Amiamo così tanto le nostre tribù. Mi ricordo che anni fa, ero seduto in un workshop con un sacco di altri professionisti del web e c’era una discussione accesa e appassionata, sulle differenze tra l’architettura dell’informazione, la user experience, l’esperienza del cliente, il progetto dei servizi, la gestione dei contenuti, il web design. E non proviamo neanche ad avvicinarci alla programmazione del software, il branding, il marketing e la search engine optimization.

Tra queste discipline ci sono differenze significative, ma sono le loro interdipendenze, che oggi contano molto di più. Se ho imparato qualcosa nel corso degli anni, è che il successo sul web è un’attività collaborativa trasversale alle specializzazioni e alle discipline. I grandi professionisti del web che ho conosciuto, sono costruttori di ponti. Loro non se ne stanno al sicuro entro i confini della loro disciplina, raccontandosi con loro pari quanto siano importanti, quanto sia importante la UX, quanto lo sia il content design o il web design. Invece, escono fuori e gettano ponti.

Prima di tutto, costruiscono ponti verso i loro clienti. Non è una cosa facile da fare, ma se non avete stabilito un ponte ben solido tra l’organizzazione e i vostri clienti, allora le vostre iniziative web non potranno mai conseguire il loro massimo valore.

Ponti, devono essere costruiti con il vertice aziendale. C’è un forte scollamento oggi, fra i professionisti del web e i dirigenti. Non possiamo solo sederci in cerchio e lamentarcene, dobbiamo aprire un dialogo e trovare il modo per coinvolgere il management aziendale. Dobbiamo trovare il modo per dimostrare come un approccio customer-centric sia una situazione vincente per tutti quanti.

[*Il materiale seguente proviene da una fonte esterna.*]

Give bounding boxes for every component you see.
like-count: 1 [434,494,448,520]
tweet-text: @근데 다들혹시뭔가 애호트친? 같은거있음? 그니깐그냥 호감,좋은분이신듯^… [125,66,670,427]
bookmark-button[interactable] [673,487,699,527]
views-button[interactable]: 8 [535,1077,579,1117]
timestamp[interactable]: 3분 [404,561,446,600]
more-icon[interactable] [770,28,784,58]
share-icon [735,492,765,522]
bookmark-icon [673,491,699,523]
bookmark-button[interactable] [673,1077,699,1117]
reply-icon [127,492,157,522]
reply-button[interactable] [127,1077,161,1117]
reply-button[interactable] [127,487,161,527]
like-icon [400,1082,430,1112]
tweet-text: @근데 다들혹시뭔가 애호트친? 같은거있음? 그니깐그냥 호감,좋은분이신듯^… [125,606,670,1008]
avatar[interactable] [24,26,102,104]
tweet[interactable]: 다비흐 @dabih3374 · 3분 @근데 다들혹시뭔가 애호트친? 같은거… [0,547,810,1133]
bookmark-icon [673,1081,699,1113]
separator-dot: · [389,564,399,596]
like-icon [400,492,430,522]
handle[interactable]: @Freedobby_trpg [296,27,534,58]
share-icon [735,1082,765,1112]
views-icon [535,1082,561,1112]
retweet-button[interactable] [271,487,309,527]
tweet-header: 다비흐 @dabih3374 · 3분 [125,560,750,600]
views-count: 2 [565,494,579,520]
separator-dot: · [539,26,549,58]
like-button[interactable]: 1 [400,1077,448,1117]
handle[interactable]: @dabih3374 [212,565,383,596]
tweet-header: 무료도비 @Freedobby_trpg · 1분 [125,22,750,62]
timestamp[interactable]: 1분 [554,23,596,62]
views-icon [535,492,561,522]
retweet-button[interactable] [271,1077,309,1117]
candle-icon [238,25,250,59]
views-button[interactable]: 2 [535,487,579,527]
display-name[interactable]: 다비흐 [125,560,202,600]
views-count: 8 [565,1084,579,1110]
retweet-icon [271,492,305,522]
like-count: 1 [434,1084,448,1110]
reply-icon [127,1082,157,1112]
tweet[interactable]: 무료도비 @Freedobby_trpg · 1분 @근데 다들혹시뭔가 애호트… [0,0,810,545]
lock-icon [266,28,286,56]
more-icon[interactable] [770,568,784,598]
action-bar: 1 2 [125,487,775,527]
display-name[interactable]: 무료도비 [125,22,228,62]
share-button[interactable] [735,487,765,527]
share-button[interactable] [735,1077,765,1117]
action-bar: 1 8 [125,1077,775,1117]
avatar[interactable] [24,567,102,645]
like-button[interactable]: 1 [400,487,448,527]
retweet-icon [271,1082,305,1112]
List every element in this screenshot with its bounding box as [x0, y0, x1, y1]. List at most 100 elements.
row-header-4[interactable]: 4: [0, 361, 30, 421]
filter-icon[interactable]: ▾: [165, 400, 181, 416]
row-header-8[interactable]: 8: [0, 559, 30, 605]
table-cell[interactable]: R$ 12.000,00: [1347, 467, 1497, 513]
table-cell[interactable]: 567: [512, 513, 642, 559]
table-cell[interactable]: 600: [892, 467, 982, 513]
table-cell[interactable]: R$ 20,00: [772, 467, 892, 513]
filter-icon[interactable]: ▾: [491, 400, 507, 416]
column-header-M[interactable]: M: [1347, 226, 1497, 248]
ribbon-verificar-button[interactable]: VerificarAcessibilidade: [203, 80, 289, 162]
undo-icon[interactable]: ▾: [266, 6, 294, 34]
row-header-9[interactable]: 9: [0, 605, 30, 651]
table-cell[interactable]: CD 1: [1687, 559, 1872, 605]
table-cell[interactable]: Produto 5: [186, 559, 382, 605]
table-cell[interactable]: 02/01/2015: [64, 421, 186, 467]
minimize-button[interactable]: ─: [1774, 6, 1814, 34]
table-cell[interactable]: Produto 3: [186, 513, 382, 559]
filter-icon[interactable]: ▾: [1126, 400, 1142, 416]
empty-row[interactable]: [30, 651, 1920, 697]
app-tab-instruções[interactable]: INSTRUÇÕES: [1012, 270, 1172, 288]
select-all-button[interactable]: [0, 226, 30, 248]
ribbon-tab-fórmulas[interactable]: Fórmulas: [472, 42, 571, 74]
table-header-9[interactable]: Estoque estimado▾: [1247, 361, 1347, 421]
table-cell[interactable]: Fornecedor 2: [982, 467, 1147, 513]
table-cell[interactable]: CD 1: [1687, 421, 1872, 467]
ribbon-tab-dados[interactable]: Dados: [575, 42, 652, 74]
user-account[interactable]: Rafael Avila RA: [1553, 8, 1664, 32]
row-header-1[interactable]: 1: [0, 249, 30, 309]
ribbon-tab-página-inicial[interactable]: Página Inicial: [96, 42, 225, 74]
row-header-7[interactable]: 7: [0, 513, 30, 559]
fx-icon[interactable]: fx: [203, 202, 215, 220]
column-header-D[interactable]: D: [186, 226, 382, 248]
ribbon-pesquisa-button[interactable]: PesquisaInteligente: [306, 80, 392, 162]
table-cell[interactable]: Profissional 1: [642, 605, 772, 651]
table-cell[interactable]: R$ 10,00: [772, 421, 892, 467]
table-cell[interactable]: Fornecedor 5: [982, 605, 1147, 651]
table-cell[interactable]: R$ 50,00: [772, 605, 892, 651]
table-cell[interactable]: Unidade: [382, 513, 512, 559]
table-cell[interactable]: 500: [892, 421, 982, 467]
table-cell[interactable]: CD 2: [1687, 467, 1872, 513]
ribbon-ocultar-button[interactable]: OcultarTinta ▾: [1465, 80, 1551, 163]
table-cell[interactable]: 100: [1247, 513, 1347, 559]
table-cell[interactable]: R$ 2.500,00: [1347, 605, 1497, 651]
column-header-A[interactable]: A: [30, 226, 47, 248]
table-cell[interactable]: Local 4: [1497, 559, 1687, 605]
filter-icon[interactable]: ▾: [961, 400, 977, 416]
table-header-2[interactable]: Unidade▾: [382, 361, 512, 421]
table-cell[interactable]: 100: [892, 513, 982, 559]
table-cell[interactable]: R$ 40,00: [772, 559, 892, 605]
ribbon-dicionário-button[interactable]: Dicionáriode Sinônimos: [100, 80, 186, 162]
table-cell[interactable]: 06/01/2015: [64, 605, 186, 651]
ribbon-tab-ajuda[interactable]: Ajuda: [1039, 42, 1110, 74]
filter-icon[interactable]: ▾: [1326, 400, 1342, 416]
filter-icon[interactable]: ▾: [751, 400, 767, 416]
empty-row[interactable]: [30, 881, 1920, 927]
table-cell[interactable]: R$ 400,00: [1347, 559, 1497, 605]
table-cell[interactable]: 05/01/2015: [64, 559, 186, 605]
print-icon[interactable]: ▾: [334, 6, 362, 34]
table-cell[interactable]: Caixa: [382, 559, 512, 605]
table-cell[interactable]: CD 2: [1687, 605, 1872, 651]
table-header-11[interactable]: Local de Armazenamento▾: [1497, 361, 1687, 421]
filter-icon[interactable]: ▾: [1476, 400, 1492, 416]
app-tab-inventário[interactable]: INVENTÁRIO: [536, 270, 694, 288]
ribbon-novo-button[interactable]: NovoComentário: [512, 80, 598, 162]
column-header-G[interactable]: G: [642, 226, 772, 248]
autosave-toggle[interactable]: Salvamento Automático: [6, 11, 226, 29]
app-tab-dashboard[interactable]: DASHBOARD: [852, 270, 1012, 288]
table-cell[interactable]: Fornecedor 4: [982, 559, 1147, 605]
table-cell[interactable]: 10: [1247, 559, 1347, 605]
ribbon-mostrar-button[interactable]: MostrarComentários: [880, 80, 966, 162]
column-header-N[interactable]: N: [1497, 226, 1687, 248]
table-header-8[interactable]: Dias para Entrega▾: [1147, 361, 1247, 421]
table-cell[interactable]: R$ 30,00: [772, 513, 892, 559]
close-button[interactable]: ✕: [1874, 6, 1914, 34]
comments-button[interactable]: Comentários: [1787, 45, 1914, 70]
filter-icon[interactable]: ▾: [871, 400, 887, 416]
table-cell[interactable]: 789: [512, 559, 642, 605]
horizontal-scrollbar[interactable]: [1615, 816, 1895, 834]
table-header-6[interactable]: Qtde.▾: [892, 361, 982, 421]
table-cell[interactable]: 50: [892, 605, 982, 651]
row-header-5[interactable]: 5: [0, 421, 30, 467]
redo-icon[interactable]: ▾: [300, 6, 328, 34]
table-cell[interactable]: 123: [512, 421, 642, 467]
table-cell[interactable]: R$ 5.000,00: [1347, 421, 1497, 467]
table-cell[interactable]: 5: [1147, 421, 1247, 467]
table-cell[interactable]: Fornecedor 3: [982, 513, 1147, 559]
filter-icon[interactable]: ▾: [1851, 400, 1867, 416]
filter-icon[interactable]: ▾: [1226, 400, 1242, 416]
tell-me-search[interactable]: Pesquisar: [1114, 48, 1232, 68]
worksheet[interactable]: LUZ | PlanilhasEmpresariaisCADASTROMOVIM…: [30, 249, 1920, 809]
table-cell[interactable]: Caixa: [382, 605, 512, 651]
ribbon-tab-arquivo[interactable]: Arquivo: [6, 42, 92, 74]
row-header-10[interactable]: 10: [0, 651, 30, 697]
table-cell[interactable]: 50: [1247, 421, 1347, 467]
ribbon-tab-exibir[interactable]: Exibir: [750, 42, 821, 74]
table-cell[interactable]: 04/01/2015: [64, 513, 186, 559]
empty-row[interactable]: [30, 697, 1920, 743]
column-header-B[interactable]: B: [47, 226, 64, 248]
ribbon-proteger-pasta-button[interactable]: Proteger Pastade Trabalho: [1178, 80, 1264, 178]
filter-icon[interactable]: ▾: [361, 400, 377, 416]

I professionisti del web di successo costruiscono un sacco di ponti all’interno dell’organizzazione. Se siete professionisti web non tecnici, allora è assolutamente essenziale che costruiate dei ponti verso i professionisti dell’IT. Non ho ricordo di un ambiente web di successo, in cui il personale tecnico e quello non tecnico, non avessero lavorato bene insieme (ma potrei riempire un libro di storie dell’orrore su gruppi che si accusano aspramente l’uno con l’altro, mentre analizzano le cause di un altro progetto fallito).

Il supporto al cliente ed i team di marketing devono gettare molti più ponti. Oggi, una buona assistenza al cliente è il miglior marketing. L’assistenza sono le nuove vendite, visto che assistiamo a sempre più potenziali clienti, in cerca di contenuti del supporto tecnico, che li aiutino a intraprendere la decisione di acquisto. Nei social media, nei siti web, nelle applicazioni mobili, fra tutti i punti di contatto con il cliente, non dovrebbe esserci soluzione di continuità e dovrebbero essere invisibili. Per questo abbiamo bisogno di un colloquio costante e di una continua collaborazione.

I compartimenti e le discipline stanno nella mente delle tribù professionali. Il cliente è l’estraneo nella zona esterna. Ma a lui non importa se sta consumando un contenuto, o utilizzando un’applicazione. Certamente non ha voglia di saltare da un compartimento all’altro, confondendosi e perdendo tempo in quel processo.

Lavorare insieme trasversalmente ai compartimenti è difficile, ma è senza dubbio la strada del futuro. Siamo fuori del nostro perimetro di sicurezza e dobbiamo anche ammettere che la nostra disciplina non è il centro dell’universo. Abbiamo bisogno di aiuto. Siamo pezzi di un puzzle e attraverso la collaborazione e costruzione di ponti ci incastreremo perfettamente, componendo il chiaro scopo di servire il cliente.

I costruttori di ponti contribuiranno alla creazione di un quadro semplice, chiaro, olistico e di facile comprensione per il cliente. Quelli con la mentalità del compartimento, incoraggiano lo svilupparsi di situazioni, in cui il cliente si trova davanti una mucchio disordinato di pezzi di un puzzle. Una cosa è certa: i clienti non vengono a visitarvi per fare un puzzle.